Attorneys for the man charged with the murder of nine parishioners at a historic black church in Charleston, South Carolina, last year are asking prosecutors to drop their pursuit of the death penalty.
The 22-year-old defendant – who allegedly walked into the Emanuel African Methodist Episcopal Church on June 17, 2015 and sat in on Bible study for close to an hour before opening fire – is willing to submit to a jury and face possible multiple life sentences if the death note is withdrawn, according to court documents obtained by Guns.com.
In its motion filed Monday, the defense wrote that prosecutors sought the death penalty “solely as a result of the government’s decision to seek the defendant’s execution rather than accepting his proffered pleas of guilty and willingness to accept multiple sentences of life imprisonment without possibility of release,” going further to call the punishment unconstitutional.
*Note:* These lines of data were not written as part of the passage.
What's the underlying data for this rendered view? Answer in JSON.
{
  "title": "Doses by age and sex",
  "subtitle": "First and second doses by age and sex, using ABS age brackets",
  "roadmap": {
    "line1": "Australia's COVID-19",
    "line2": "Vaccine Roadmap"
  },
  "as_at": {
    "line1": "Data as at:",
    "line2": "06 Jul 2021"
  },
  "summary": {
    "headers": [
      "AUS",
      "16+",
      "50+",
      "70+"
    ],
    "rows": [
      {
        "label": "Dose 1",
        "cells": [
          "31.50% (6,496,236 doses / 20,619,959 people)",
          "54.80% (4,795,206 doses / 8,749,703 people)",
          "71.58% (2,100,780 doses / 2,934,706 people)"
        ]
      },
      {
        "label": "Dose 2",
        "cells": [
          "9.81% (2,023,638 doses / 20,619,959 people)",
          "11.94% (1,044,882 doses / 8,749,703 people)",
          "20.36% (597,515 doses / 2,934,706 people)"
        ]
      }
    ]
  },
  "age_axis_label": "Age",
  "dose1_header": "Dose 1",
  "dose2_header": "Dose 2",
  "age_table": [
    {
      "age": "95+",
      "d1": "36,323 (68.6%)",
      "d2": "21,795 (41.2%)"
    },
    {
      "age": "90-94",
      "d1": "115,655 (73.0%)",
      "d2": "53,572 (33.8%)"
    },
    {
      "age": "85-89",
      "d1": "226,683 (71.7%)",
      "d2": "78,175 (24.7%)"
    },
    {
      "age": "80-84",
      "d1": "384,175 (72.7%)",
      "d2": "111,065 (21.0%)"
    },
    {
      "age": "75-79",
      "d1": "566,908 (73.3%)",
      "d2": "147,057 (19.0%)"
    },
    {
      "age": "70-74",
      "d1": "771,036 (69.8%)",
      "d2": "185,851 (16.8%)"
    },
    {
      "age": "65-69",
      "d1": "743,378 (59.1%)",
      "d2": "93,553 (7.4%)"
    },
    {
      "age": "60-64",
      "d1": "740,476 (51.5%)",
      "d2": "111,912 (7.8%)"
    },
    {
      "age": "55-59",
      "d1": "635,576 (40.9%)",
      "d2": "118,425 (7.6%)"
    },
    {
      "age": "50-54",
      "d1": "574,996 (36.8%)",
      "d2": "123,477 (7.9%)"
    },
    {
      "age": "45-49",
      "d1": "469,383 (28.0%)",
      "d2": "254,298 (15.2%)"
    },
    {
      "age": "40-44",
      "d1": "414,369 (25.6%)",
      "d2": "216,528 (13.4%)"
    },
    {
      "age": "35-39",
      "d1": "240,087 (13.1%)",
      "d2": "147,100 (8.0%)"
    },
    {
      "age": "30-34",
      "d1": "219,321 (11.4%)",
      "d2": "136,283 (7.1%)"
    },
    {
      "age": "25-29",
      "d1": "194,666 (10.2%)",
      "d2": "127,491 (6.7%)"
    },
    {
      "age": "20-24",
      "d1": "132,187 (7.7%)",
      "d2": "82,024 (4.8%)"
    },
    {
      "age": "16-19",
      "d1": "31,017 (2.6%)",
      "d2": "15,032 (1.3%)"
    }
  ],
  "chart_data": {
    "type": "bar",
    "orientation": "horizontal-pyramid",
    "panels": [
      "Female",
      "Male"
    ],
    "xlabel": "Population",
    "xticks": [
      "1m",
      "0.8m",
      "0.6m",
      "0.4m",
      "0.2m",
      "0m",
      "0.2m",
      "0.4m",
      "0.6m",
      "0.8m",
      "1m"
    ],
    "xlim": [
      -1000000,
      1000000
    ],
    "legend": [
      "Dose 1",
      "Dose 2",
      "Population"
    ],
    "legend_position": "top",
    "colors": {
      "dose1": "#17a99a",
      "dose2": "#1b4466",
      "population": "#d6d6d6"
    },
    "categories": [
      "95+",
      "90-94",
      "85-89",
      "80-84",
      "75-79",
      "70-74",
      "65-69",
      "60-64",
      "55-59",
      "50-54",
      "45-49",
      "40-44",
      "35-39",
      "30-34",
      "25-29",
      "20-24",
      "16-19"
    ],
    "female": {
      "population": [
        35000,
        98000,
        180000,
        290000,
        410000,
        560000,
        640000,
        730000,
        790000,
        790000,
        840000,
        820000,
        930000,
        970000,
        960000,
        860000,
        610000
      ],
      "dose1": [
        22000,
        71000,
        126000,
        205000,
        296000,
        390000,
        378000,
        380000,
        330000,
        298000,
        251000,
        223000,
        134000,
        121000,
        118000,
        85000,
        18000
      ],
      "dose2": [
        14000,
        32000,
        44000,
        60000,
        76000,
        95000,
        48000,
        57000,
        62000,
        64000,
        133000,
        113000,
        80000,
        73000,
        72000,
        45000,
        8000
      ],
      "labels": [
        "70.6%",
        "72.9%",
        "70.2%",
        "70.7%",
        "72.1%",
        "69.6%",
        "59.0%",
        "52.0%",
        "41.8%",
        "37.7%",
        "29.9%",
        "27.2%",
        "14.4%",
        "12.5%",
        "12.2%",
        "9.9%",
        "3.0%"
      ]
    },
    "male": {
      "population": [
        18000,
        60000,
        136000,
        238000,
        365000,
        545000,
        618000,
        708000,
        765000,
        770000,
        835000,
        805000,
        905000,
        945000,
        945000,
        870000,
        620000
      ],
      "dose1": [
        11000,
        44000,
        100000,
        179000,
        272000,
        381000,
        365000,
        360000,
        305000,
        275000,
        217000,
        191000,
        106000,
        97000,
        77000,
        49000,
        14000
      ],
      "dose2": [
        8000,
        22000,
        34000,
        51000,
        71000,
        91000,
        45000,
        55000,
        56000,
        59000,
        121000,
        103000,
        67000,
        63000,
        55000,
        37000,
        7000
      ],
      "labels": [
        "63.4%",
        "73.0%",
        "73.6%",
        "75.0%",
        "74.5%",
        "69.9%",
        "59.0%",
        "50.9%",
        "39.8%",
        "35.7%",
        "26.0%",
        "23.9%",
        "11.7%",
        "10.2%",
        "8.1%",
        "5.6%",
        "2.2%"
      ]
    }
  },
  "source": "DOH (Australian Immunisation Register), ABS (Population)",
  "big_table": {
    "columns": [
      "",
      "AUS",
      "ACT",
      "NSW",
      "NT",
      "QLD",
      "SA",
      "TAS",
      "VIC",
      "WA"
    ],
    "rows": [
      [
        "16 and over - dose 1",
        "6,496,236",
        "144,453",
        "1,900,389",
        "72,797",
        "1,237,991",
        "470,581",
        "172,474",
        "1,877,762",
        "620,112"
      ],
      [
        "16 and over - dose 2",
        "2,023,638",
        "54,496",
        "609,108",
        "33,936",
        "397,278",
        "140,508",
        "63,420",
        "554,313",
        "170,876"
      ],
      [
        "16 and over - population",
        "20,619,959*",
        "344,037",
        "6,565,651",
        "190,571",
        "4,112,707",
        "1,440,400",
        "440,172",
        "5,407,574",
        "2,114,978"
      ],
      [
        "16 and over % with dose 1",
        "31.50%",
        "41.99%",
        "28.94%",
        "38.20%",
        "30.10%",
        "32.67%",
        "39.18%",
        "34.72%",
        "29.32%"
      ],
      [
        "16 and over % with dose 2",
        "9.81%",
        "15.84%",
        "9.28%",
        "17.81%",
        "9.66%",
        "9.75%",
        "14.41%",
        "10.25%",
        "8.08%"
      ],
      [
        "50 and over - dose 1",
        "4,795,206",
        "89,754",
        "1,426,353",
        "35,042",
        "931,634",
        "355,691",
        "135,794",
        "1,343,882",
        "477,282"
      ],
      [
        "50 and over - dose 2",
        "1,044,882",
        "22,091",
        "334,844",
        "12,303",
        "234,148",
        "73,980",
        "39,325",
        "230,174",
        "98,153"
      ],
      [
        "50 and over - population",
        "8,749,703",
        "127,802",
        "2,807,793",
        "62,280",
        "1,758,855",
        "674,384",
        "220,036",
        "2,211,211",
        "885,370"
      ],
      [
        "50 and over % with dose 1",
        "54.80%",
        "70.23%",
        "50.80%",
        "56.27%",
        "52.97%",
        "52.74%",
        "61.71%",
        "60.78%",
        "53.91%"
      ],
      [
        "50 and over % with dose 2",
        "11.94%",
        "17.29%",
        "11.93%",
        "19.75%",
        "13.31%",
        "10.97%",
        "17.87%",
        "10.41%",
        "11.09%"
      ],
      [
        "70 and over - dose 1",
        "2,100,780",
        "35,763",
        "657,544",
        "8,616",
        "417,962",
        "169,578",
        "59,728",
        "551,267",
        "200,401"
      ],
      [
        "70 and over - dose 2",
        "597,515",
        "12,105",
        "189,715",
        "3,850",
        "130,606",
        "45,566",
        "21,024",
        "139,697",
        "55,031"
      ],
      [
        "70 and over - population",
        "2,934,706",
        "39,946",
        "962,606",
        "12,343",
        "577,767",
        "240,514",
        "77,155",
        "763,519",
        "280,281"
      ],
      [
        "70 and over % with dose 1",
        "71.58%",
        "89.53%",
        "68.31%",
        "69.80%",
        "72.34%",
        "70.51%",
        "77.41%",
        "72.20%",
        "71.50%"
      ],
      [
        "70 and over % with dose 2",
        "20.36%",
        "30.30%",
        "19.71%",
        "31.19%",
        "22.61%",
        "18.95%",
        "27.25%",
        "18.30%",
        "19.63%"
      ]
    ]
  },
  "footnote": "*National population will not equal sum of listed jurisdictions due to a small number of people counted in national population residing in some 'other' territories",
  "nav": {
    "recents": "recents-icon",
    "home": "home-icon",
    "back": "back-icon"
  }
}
Capital punishment, in this case, is cruel and unusual punishment, the defendant’s attorneys argued.
Federal hate crime charges are among the 33 the defendant faces because he allegedly targeted churchgoers on the basis of their race. Witnesses reportedly heard the shooter use racially-charged language.
“I have to do it,” he reportedly said before carrying out the deadly shooting. “You rape our women and you’re taking over our country. And you have to go.”
The shooting once again brought the issue of race to the forefront of political conversation, with the Confederate flag at the center of a debate questioning its symbolism.
Shortly after the shooting, investigators found photographs of the shooter posing with the flag and another of him wearing a jacket with an apartheid-era South Africa flag patch.
The shooting also again raised the issue of guns and mental health. Known as the “Charleston Loophole,” the shooter was able to pass a background check and acquire a gun despite being prohibited because of a previous felony drug charge he received in March 2015 for illegal possession of prescription drugs.
It was a mistake which allowed the April 2015 transaction to go through and it shouldn’t have happened, FBI Director James Comey said during a press conference on July 10, 2015.